Peki kamu spotu olmak bir diziyi güzel yapmaya yeter mi? Hayır. Euphoria objektif olarak gerçeğe yakın bir dizi olsa da sanatsal tarafı daha ağır basıyor. Dizinin yaratıcısı Sam Levinson diziyi tasvir ederken duygusal gerçeklik tanımını kullanıyor; Euphoria’nın dünyasına objektif gerçeklikten ziyade karakterlerin hissettiği gerçeklik hakim.

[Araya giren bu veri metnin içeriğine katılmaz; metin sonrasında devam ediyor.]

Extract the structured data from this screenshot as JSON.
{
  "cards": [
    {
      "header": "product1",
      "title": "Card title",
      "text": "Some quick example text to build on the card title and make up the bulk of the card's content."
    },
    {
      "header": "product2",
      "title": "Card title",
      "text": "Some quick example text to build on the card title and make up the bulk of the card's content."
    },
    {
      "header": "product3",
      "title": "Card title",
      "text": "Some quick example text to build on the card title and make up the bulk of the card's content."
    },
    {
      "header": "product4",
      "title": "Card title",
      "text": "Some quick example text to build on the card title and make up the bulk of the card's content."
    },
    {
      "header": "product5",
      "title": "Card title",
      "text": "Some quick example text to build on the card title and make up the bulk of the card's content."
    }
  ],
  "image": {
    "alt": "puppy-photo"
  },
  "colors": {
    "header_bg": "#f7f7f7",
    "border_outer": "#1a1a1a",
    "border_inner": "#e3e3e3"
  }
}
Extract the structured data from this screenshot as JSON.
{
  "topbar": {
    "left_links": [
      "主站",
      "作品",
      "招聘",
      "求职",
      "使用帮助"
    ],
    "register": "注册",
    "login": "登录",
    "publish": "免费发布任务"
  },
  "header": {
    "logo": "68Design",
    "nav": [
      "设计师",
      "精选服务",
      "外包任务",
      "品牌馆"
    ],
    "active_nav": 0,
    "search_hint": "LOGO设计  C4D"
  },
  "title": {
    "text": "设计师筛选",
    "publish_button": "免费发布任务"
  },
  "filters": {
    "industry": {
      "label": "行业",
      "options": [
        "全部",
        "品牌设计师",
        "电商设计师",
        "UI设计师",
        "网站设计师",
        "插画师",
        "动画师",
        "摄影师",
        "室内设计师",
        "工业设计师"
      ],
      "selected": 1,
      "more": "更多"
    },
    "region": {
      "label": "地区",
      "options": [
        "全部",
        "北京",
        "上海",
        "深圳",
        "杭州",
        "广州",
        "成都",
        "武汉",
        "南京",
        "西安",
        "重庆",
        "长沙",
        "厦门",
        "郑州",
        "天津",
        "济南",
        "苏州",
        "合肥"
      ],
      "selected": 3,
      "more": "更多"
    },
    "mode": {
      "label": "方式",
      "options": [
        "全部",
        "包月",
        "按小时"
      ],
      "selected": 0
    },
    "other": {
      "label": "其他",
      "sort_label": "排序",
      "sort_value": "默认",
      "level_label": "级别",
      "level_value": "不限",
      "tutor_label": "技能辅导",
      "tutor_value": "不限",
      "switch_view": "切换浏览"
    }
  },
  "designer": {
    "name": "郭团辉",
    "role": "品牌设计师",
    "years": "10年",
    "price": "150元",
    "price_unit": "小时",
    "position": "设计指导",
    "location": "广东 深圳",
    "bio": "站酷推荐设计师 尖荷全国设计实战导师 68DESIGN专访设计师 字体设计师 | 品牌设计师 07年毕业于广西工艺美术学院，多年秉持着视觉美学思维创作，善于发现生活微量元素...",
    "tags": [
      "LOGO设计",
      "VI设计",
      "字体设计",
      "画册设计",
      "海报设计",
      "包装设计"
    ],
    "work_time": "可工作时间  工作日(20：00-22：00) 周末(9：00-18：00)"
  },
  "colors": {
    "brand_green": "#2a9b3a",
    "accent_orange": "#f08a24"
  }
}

Simli makyajlar, Amerikan okul standartlarına uymayan kıyafetler, sanat galerisinden fırlama sinematografi ve mümkün olan her anda bir değişiklik yapan kamera sayesinde Euphoria adeta bir gençlik romanından fırlamış gibi. Kreatif alanda alınan bu karar Euphoria’yı yine aynı ağır temaları liseli karakterler üzerinde işleyen yapımlardan soyutluyor. Dizinin sevenleri “gerçekçilik arıyorsanız belgesel izleyin” diyebilecek kadar bu fanteziye kapılmış durumdalar. Her ne kadar bu bakış açısı biraz abartı gelse de ağır temaları ağır koşullar altında almak yerine zaman zaman allanıp pullanarak almayı tercih edebilirim.
Gençlik ve yetişkinlik arasındaki sınırın iyice kaybolduğu bu mor ve simli dünya bana hem çok uzak hem de bir o kadar yakın geldi. Sam Levinson’ın yarattığı duygusal gerçeklik yağmur yağarken camdan dışarı bakıp hüzünlü şarkılar dinlemek gibiydi. Her ne kadar karakterlerin neredeyse hepsinin kişiliğinin çocukluğuna dayanan sebepleri olması zaman zaman yorucu gelse de sonuçta herhangi bir diziye detaylı karakter öyküleri oluşturdukları için kızmak abes geliyor. Belki de bazı karakterleri ikinci sezona saklayabilirlerdi. Birinci sezonda Sam Levinson’un kendi yaşadıklarından esinlenerek yarattığı ve Zendaya’nın sergilediği müthiş performansıyla hayat verdiği Rue’nun daha ön planda olmasını isteyebilirdim. Yine de Euphoria, yer yer lisede olduğunuzu hatırlatan ama genel anlamda gençlik dizisinden bir adım öteye geçmeyi başaran, Zendaya başta olmak üzere oyunculuklarıyla, sağlam senaryosu ve sinematografisiyle büyük drama dizilerinin yanında gururla yer alabilecek bir dizi.